Fol Chen + Baths – Mercury Lounge – August 3rd
It’s kind of odd to go to an indoor show that starts when the sun is still up, but the Mercury Lounge’s back room makes you lose your sense of time. The opener of the early show was the one-man electro-pop act Baths, which is the project of 21-year-old Will Wiesenfeld. “Hi. Whoa! Sorry to scare you!” Wiesenfeld said as his voice suddenly broke through the soft chatter. “Hi New York. It’s very sweaty here. I’m not used to it, but it’s cool… I’m going to start playing music.”
Will Wiesenfeld of Baths (Photo Philip van Hirtum)
Baths consists of a laptop, a mixer, and vocals. Wiesenfeld projects the kind of lovable (but somewhat awkward) intensity you might expect from the ‘hero’ of a Judd Apatow movie. Though his work required him to be at arms length from the mass of knobs, dials, and buttons, he didn’t let that stop him from some serious upper body dancing, and his energy was contagious.
After playing a handful of songs, Wiesenfeld began to talk over the concluding notes of a song. “This is going…” He stopped, and switched off the reverb. “This is going to be my last song. Stay tuned. Fol Chen is next… Oh!” he exclaimed, momentarily switching off his music. “And I’m Baths. B-A-T-H-S,” he said excitedly, almost as an after thought.
When Fol Chen singer/guitarist Samuel Bing walked on stage in his bright red shirt and pants combo, the crowd snickered a little. But when the remaining four members of Fol Chen joined him – each wearing the same outfit (save Sinosa Loa, the sole female member who wore black tights to match the shiny black buttons of her red shirt), the reaction changed to something akin to amusement. “Matching outfits? Yes!” said one audience member toward the front of the room. Maybe I was just influenced by the White Stripes-like aesthetics, but the instrumental interludes seemed reminiscent of a tasteful soundtrack to an old sci-fi movie – playful, but definitely eerie as well.
- Fol Chen, wearing different matching outfits (Photo Bruno Lestrade)

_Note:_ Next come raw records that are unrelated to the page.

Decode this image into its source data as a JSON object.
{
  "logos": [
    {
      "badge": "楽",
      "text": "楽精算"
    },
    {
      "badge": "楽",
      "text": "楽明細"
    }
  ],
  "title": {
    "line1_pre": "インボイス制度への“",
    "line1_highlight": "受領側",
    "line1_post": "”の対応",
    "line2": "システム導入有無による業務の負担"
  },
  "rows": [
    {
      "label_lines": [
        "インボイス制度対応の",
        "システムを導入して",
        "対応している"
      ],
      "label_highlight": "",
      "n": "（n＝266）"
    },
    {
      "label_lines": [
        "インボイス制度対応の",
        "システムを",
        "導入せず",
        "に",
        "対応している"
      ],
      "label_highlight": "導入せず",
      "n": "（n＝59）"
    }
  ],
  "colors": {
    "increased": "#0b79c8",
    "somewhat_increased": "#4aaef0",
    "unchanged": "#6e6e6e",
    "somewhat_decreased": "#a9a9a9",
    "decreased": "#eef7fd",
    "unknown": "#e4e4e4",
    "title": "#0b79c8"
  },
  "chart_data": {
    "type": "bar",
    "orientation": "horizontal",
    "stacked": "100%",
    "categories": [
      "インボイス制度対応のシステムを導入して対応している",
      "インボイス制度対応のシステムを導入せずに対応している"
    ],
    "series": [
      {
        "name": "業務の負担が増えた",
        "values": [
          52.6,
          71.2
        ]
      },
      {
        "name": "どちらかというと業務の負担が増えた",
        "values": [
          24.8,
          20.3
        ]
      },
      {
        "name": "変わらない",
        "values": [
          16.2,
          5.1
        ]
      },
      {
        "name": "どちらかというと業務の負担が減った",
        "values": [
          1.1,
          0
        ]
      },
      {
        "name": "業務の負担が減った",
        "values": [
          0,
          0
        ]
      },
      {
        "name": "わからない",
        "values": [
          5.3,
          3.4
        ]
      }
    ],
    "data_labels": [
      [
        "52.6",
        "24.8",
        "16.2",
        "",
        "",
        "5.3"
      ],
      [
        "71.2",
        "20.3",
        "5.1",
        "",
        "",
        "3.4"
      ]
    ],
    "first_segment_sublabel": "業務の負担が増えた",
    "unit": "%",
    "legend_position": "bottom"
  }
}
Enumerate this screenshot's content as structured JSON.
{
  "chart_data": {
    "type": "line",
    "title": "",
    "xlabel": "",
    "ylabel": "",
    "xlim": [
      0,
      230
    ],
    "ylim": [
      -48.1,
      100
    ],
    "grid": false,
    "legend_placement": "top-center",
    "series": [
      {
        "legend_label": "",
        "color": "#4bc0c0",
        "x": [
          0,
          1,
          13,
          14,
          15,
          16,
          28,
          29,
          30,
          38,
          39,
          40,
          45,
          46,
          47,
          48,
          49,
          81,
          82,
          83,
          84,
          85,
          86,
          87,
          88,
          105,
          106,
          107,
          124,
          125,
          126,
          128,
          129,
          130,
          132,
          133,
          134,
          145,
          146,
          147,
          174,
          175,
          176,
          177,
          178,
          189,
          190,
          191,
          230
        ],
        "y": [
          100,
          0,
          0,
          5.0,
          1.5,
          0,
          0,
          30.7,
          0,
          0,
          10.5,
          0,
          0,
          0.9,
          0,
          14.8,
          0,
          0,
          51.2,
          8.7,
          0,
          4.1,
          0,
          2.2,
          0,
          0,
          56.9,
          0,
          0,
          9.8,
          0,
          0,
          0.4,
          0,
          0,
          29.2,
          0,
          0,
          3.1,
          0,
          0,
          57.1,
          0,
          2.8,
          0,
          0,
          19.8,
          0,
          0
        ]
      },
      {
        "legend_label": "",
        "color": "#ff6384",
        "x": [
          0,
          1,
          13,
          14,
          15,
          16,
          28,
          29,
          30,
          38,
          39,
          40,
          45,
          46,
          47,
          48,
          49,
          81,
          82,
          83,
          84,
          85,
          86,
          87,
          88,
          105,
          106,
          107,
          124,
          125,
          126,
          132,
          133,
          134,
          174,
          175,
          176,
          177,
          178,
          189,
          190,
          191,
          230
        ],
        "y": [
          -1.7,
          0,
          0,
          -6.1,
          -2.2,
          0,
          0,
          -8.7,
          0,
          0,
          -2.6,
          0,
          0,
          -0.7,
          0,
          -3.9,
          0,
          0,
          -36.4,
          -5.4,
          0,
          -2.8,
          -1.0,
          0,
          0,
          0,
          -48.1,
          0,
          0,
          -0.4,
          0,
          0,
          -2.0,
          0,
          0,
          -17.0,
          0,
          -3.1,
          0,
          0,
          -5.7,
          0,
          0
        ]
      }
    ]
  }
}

In the studio, a significant portion of Fol Chen’s music consists of samples, but their music translates well to a live setting. Their sheer weirdness mixes irresistibly with their alluring vocals, irrepressible beats, and 80s-tinged keyboard riffs. The frenzied drumming propelled the music and threatened to transform Fol Chen into a hypnotic martian marching band of sorts. (The brief addition of a trumpet for one of their songs only reinforced the image.) Everyone but the drummer – who was working up a real sweat – contributed backing vocals, but even he approached the mic for one song near the end of the set. Fol Chen was also joined on stage by vocalist Kárin Tatoyan whose cover of “In Ruins” appears on the band’s EP by the same name.
During the song “The Idiot,” back-up singer (and recent New York-transplant) Patrick-Ian sang, “Everyone here thinks it’s a joke,” which seemed to be an interesting tag line for the evening given the borderline cult-like and somewhat ridiculous matching outfits, but joke or no joke, their music is worth a listen.